There is a common misconception when assessing computers in suggesting that parallel processing increases speed.  This simply isn't true.   

Parallel processing is intended to increase throughput by addressing queuing delays that may be experienced by "ready" units of work that are waiting for access to the processor.  Each processor is essentially a hardware server for instructions to be processed.  In modern computers there are actually multiple points of parallelism and overlap processing, but the primary point is to avoid delays.

Instruction processing occurs with an architectural concept known as pipelining.  It is like an assembly line where the instructions are fetched from memory into the level one (L1) cache1.  Data operands are fetched, instructions are decoded and interpreted, and placed on a queue for actual execution.  

In some designs the instruction sequence can be processed so that there is a small degree of parallelism when instructions are detected that don't conflict with each other.  In those cases, instructions may be processed simultaneously (and potentially out of sequence) with the order of operations being preserved when the results of the operation are committed.  This form of parallelism can occur without any programming effort and is used to improve throughput at the processor level.

There is also no throughput solution in creating longer instructions, because complex instructions must still perform the basic underlying operation, so there are no shortcuts in performing such functions.  Complex instructions may be implemented by microcode or millicode, but the basic operation is still the same.

The only way an individual program can gain performance increases is if the software can be written with the express purpose of dividing up its functions in such a way that it is running in parallel. The important distinction is that the speed hasn't increased, but we have an "effective" increase in the application's throughput by performing two or more operations in tandem.  

By analogy, one can imagine traffic on a highway.  Adding lanes increases the number of vehicles that can simultaneously move, but it cannot improve the speed of any individual vehicle except by removing obstacles or "competitors".  If we imagine that an application is moving passengers, then we can envision a vehicle transporting an individual(s) and then returning to transport more.  If we can have more vehicles that we can simultaneously transfer more people and gain a performance improvement.  However, you cannot simply suggest something like a bus or train, because there is no corrolary in computing to simply increase the functionality of a single operation which is what that would mean.
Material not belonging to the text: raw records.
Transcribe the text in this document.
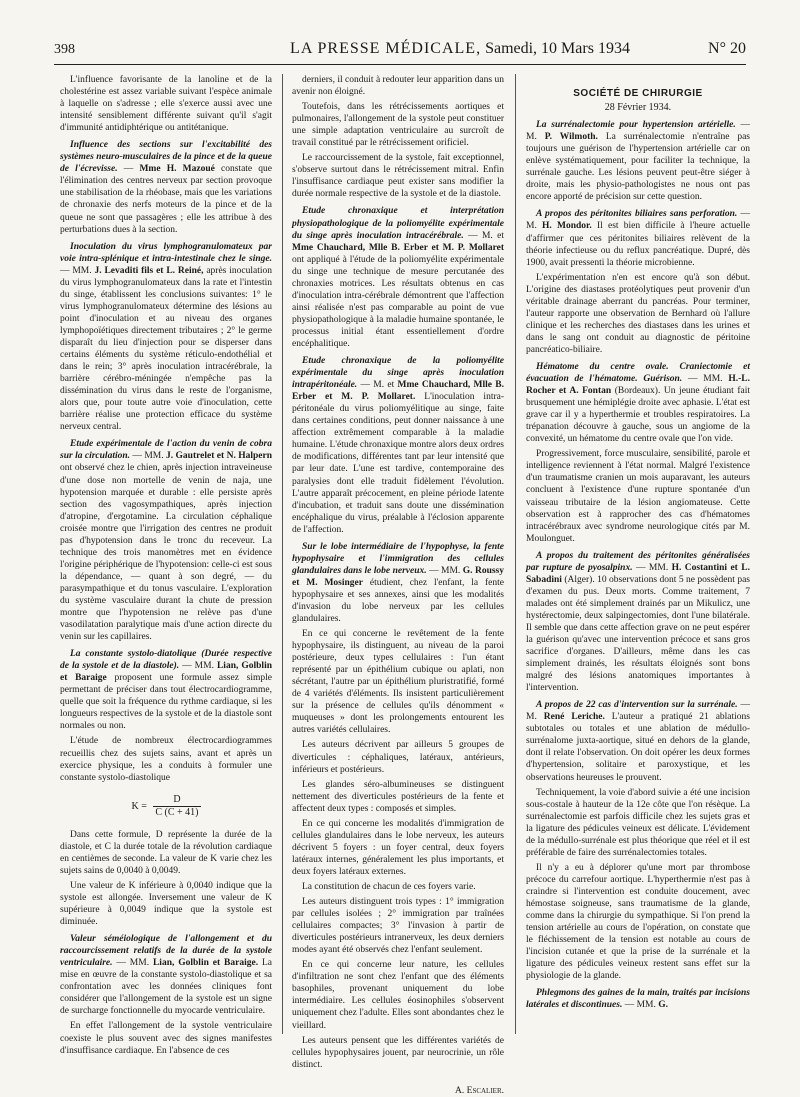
398	LA PRESSE MÉDICALE, Samedi, 10 Mars 1934	N° 20

L'influence favorisante de la lanoline et de la cholestérine est assez variable suivant l'espèce animale à laquelle on s'adresse ; elle s'exerce aussi avec une intensité sensiblement différente suivant qu'il s'agit d'immunité antidiphtérique ou antitétanique.

Influence des sections sur l'excitabilité des systèmes neuro-musculaires de la pince et de la queue de l'écrevisse. — Mme H. Mazoué constate que l'élimination des centres nerveux par section provoque une stabilisation de la rhéobase, mais que les variations de chronaxie des nerfs moteurs de la pince et de la queue ne sont que passagères ; elle les attribue à des perturbations dues à la section.

Inoculation du virus lymphogranulomateux par voie intra-splénique et intra-intestinale chez le singe. — MM. J. Levaditi fils et L. Reiné, après inoculation du virus lymphogranulomateux dans la rate et l'intestin du singe, établissent les conclusions suivantes: 1° le virus lymphogranulomateux détermine des lésions au point d'inoculation et au niveau des organes lymphopoïétiques directement tributaires ; 2° le germe disparaît du lieu d'injection pour se disperser dans certains éléments du système réticulo-endothélial et dans le rein; 3° après inoculation intracérébrale, la barrière cérébro-méningée n'empêche pas la dissémination du virus dans le reste de l'organisme, alors que, pour toute autre voie d'inoculation, cette barrière réalise une protection efficace du système nerveux central.

Etude expérimentale de l'action du venin de cobra sur la circulation. — MM. J. Gautrelet et N. Halpern ont observé chez le chien, après injection intraveineuse d'une dose non mortelle de venin de naja, une hypotension marquée et durable : elle persiste après section des vagosympathiques, après injection d'atropine, d'ergotamine. La circulation céphalique croisée montre que l'irrigation des centres ne produit pas d'hypotension dans le tronc du receveur. La technique des trois manomètres met en évidence l'origine périphérique de l'hypotension: celle-ci est sous la dépendance, — quant à son degré, — du parasympathique et du tonus vasculaire. L'exploration du système vasculaire durant la chute de pression montre que l'hypotension ne relève pas d'une vasodilatation paralytique mais d'une action directe du venin sur les capillaires.

La constante systolo-diatolique (Durée respective de la systole et de la diastole). — MM. Lian, Golblin et Baraige proposent une formule assez simple permettant de préciser dans tout électrocardiogramme, quelle que soit la fréquence du rythme cardiaque, si les longueurs respectives de la systole et de la diastole sont normales ou non.

L'étude de nombreux électrocardiogrammes recueillis chez des sujets sains, avant et après un exercice physique, les a conduits à formuler une constante systolo-diastolique

$K = \frac{D}{C (C + 41)}$

Dans cette formule, D représente la durée de la diastole, et C la durée totale de la révolution cardiaque en centièmes de seconde. La valeur de K varie chez les sujets sains de 0,0040 à 0,0049.

Une valeur de K inférieure à 0,0040 indique que la systole est allongée. Inversement une valeur de K supérieure à 0,0049 indique que la systole est diminuée.

Valeur séméiologique de l'allongement et du raccourcissement relatifs de la durée de la systole ventriculaire. — MM. Lian, Golblin et Baraige. La mise en œuvre de la constante systolo-diastolique et sa confrontation avec les données cliniques font considérer que l'allongement de la systole est un signe de surcharge fonctionnelle du myocarde ventriculaire.

En effet l'allongement de la systole ventriculaire coexiste le plus souvent avec des signes manifestes d'insuffisance cardiaque. En l'absence de ces

derniers, il conduit à redouter leur apparition dans un avenir non éloigné.

Toutefois, dans les rétrécissements aortiques et pulmonaires, l'allongement de la systole peut constituer une simple adaptation ventriculaire au surcroît de travail constitué par le rétrécissement orificiel.

Le raccourcissement de la systole, fait exceptionnel, s'observe surtout dans le rétrécissement mitral. Enfin l'insuffisance cardiaque peut exister sans modifier la durée normale respective de la systole et de la diastole.

Etude chronaxique et interprétation physiopathologique de la poliomyélite expérimentale du singe après inoculation intracérébrale. — M. et Mme Chauchard, Mlle B. Erber et M. P. Mollaret ont appliqué à l'étude de la poliomyélite expérimentale du singe une technique de mesure percutanée des chronaxies motrices. Les résultats obtenus en cas d'inoculation intra-cérébrale démontrent que l'affection ainsi réalisée n'est pas comparable au point de vue physiopathologique à la maladie humaine spontanée, le processus initial étant essentiellement d'ordre encéphalitique.

Etude chronaxique de la poliomyélite expérimentale du singe après inoculation intrapéritonéale. — M. et Mme Chauchard, Mlle B. Erber et M. P. Mollaret. L'inoculation intra-péritonéale du virus poliomyélitique au singe, faite dans certaines conditions, peut donner naissance à une affection extrêmement comparable à la maladie humaine. L'étude chronaxique montre alors deux ordres de modifications, différentes tant par leur intensité que par leur date. L'une est tardive, contemporaine des paralysies dont elle traduit fidèlement l'évolution. L'autre apparaît précocement, en pleine période latente d'incubation, et traduit sans doute une dissémination encéphalique du virus, préalable à l'éclosion apparente de l'affection.

Sur le lobe intermédiaire de l'hypophyse, la fente hypophysaire et l'immigration des cellules glandulaires dans le lobe nerveux. — MM. G. Roussy et M. Mosinger étudient, chez l'enfant, la fente hypophysaire et ses annexes, ainsi que les modalités d'invasion du lobe nerveux par les cellules glandulaires.

En ce qui concerne le revêtement de la fente hypophysaire, ils distinguent, au niveau de la paroi postérieure, deux types cellulaires : l'un étant représenté par un épithélium cubique ou aplati, non sécrétant, l'autre par un épithélium pluristratifié, formé de 4 variétés d'éléments. Ils insistent particulièrement sur la présence de cellules qu'ils dénomment « muqueuses » dont les prolongements entourent les autres variétés cellulaires.

Les auteurs décrivent par ailleurs 5 groupes de diverticules : céphaliques, latéraux, antérieurs, inférieurs et postérieurs.

Les glandes séro-albumineuses se distinguent nettement des diverticules postérieurs de la fente et affectent deux types : composés et simples.

En ce qui concerne les modalités d'immigration de cellules glandulaires dans le lobe nerveux, les auteurs décrivent 5 foyers : un foyer central, deux foyers latéraux internes, généralement les plus importants, et deux foyers latéraux externes.

La constitution de chacun de ces foyers varie.

Les auteurs distinguent trois types : 1° immigration par cellules isolées ; 2° immigration par traînées cellulaires compactes; 3° l'invasion à partir de diverticules postérieurs intranerveux, les deux derniers modes ayant été observés chez l'enfant seulement.

En ce qui concerne leur nature, les cellules d'infiltration ne sont chez l'enfant que des éléments basophiles, provenant uniquement du lobe intermédiaire. Les cellules éosinophiles s'observent uniquement chez l'adulte. Elles sont abondantes chez le vieillard.

Les auteurs pensent que les différentes variétés de cellules hypophysaires jouent, par neurocrinie, un rôle distinct.

A. Escalier.

SOCIÉTÉ DE CHIRURGIE
28 Février 1934.

La surrénalectomie pour hypertension artérielle. — M. P. Wilmoth. La surrénalectomie n'entraîne pas toujours une guérison de l'hypertension artérielle car on enlève systématiquement, pour faciliter la technique, la surrénale gauche. Les lésions peuvent peut-être siéger à droite, mais les physio-pathologistes ne nous ont pas encore apporté de précision sur cette question.

A propos des péritonites biliaires sans perforation. — M. H. Mondor. Il est bien difficile à l'heure actuelle d'affirmer que ces péritonites biliaires relèvent de la théorie infectieuse ou du reflux pancréatique. Dupré, dès 1900, avait pressenti la théorie microbienne.

L'expérimentation n'en est encore qu'à son début. L'origine des diastases protéolytiques peut provenir d'un véritable drainage aberrant du pancréas. Pour terminer, l'auteur rapporte une observation de Bernhard où l'allure clinique et les recherches des diastases dans les urines et dans le sang ont conduit au diagnostic de péritoine pancréatico-biliaire.

Hématome du centre ovale. Craniectomie et évacuation de l'hématome. Guérison. — MM. H.-L. Rocher et A. Fontan (Bordeaux). Un jeune étudiant fait brusquement une hémiplégie droite avec aphasie. L'état est grave car il y a hyperthermie et troubles respiratoires. La trépanation découvre à gauche, sous un angiome de la convexité, un hématome du centre ovale que l'on vide.

Progressivement, force musculaire, sensibilité, parole et intelligence reviennent à l'état normal. Malgré l'existence d'un traumatisme cranien un mois auparavant, les auteurs concluent à l'existence d'une rupture spontanée d'un vaisseau tributaire de la lésion angiomateuse. Cette observation est à rapprocher des cas d'hématomes intracérébraux avec syndrome neurologique cités par M. Moulonguet.

A propos du traitement des péritonites généralisées par rupture de pyosalpinx. — MM. H. Costantini et L. Sabadini (Alger). 10 observations dont 5 ne possèdent pas d'examen du pus. Deux morts. Comme traitement, 7 malades ont été simplement drainés par un Mikulicz, une hystérectomie, deux salpingectomies, dont l'une bilatérale. Il semble que dans cette affection grave on ne peut espérer la guérison qu'avec une intervention précoce et sans gros sacrifice d'organes. D'ailleurs, même dans les cas simplement drainés, les résultats éloignés sont bons malgré des lésions anatomiques importantes à l'intervention.

A propos de 22 cas d'intervention sur la surrénale. — M. René Leriche. L'auteur a pratiqué 21 ablations subtotales ou totales et une ablation de médullo-surrénalome juxta-aortique, situé en dehors de la glande, dont il relate l'observation. On doit opérer les deux formes d'hypertension, solitaire et paroxystique, et les observations heureuses le prouvent.

Techniquement, la voie d'abord suivie a été une incision sous-costale à hauteur de la 12e côte que l'on résèque. La surrénalectomie est parfois difficile chez les sujets gras et la ligature des pédicules veineux est délicate. L'évidement de la médullo-surrénale est plus théorique que réel et il est préférable de faire des surrénalectomies totales.

Il n'y a eu à déplorer qu'une mort par thrombose précoce du carrefour aortique. L'hyperthermie n'est pas à craindre si l'intervention est conduite doucement, avec hémostase soigneuse, sans traumatisme de la glande, comme dans la chirurgie du sympathique. Si l'on prend la tension artérielle au cours de l'opération, on constate que le fléchissement de la tension est notable au cours de l'incision cutanée et que la prise de la surrénale et la ligature des pédicules veineux restent sans effet sur la physiologie de la glande.

Phlegmons des gaines de la main, traités par incisions latérales et discontinues. — MM. G.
While much has been made of parallelism as a way of achieving improved performance, the ability to exploit parallel architectures by applications can be a problem.  Many computing problems simply don't lend themselves to parallelism especially when operations within a program are dependent on results obtained from earlier operations.  In those cases, it makes no sense to try and exploit parallelism because the units of work must wait on other tasks to complete.  In addition, many problems may have opportunities for one or even several parallel units of work, but this isn't nearly sufficient to capitalize on the processing power available. If a program can be rendered 100% parallel (which isn't likely), it will improve in performance only by the number of simultaneous tasks that can be executed.  Therefore three (3) tasks would be a 300% improvement2.  While this may sound significant, it is trivial when workloads are defined in tens of thousands of programs per hour. At present, excepting mathematically intensive problems (scientific programming), the most widely used applications that can exploit high degrees of parallelism are databases and those using graphics3.  

While processor parallelism is already being heavily used to manage queuing for multiple units of work (multi-programming), the ability to apply it to individual applications has limited utility and will not likely change in any appreciable fashion in the future.

Another point often raised, is that newer programming languages will resolve the issue of parallel computing, but this is also not likely to happen.  In the first place, all programming languages must be resolved to actual machine language instruction streams.  Therefore, whatever the programmer doesn't explicitly code, must be generated by the language interpreter or compiler.  What makes this approach less promising, is that despite the hype, higher level languages are never as efficient as their low level equivalents.  While they are certainly easier for the programmers and novices to use, they are significantly more resource intensive and rather heavy handed in generated solutions.

Parallel computing can certainly be a significant benefit for problems that can be programming in that fashion.  Unfortunately, much general computing doesn't lend itself to such techniques and consequently cannot derive much benefit from it.

1 This is a greatly simplified explanation of instruction processing and should be understood as a very rough approximation of what occurs.

2 Amdahl's Law

       S = 1 / (1-x+x/p)

       S = Speed-up Factor
       X = Fraction of Process Affected
       P = Speed Increase of Process

3 Special effects, gaming, and simulators are prime candidates for parallel processing because of their need to perpetually calculate spatial coordinates.